The hearing on his motion that was to take place last week was adjourned at Mr. Walden's request over the objections of SUNY, the Health Department and 1199 SEIU. The LICH litigants will be back in court May 20. Meanwhile, LICH is set to close May 22, having lost hundreds of millions of dollars in recent years.
Already-heated tempers have escalated. SUNY, DOH and 1199 SEIU criticized Mr. Walden's position in their documents for the May 20 hearing.
"Masquerading as an application to 'enforce' the February settlement agreed to by the litigants, [Mr. Walden] in fact asks this Court to discard the parties' negotiated settlement, bypass the procedural mechanisms" included largely at his request, "and simply anoint their hand-picked candidate," wrote SUNY attorney Frank Carone, of law firm Abrams Fensterman.
The union 1199 SEIU, once hopeful a hospital was possible, has become less optimistic as the process has worn on. In court papers, it argued that Mr. Walden and his clients were suing simply because they were not happy with the outcome.
Union lawyer Susan Cameron at Levy Ratner wrote that Mr. Walden's "dissatisfaction notwithstanding, there is absolutely no legal basis ... upon which to discard selected evaluators' scores, and thus to upset the entire carefully negotiated RFP process."
The community groups will -argue this week that once the scores it believes should be disqualified are removed, Prime will be the winning bidder.

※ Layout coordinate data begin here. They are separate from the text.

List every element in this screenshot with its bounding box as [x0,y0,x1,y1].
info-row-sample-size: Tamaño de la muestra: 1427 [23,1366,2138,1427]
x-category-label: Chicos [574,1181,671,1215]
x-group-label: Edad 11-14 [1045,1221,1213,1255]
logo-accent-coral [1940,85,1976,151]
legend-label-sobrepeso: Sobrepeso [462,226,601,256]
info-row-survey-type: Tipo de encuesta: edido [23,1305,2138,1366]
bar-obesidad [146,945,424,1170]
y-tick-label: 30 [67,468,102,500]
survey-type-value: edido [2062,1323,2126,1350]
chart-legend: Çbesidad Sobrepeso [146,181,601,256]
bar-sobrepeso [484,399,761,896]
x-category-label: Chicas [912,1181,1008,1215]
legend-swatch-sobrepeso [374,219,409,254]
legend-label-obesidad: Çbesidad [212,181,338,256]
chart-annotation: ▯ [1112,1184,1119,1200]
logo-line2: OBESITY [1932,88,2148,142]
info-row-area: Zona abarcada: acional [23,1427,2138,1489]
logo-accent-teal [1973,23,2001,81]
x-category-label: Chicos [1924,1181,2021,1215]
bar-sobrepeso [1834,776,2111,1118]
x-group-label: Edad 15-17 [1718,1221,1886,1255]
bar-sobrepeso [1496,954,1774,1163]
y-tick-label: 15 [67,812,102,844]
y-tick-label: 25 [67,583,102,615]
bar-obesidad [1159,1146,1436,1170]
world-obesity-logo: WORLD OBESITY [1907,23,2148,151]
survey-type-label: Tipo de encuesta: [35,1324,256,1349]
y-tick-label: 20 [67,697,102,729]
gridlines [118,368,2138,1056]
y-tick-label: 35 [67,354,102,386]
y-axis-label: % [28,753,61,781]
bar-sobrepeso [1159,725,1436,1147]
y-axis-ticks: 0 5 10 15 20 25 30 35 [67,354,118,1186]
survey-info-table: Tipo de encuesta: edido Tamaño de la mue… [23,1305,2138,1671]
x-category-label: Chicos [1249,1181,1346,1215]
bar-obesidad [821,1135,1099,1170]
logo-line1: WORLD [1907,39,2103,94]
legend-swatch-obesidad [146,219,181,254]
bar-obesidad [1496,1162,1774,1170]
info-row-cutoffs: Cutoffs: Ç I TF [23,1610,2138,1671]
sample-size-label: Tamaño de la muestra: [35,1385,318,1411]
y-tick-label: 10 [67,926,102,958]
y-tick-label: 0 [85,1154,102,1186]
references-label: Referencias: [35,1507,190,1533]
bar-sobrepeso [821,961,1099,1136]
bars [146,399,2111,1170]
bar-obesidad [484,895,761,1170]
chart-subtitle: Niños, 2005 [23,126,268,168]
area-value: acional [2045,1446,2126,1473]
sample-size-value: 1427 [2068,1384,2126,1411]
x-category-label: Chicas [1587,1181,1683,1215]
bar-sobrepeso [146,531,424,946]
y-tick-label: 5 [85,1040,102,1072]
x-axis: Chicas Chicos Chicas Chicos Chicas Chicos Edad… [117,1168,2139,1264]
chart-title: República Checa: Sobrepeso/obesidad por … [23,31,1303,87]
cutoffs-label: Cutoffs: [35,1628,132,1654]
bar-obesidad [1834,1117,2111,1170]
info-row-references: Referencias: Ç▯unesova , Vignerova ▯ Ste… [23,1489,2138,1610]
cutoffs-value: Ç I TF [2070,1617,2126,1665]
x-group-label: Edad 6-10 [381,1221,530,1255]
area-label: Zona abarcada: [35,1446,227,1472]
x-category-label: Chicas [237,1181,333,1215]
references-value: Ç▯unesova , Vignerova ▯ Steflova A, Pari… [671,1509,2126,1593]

If Justice Baynes accepts that argument, litigation is bound to continue. Prime, a for-profit hospital operator, has been in a bitter legal battle with unions in its home base of California. The fight in court this week is about scoring, but the selection of Prime could launch a battle that the powerful 1199 SEIU is willing to take on.
No matter what happens with LICH this week, another hospital will get a taste of Justice Baynes' courtroom next month. New York Methodist Hospital in Park Slope, Brooklyn, whose expansion has been contested by a group of residents who formed the Preserve Park Slope coalition, will go before the judge June 4.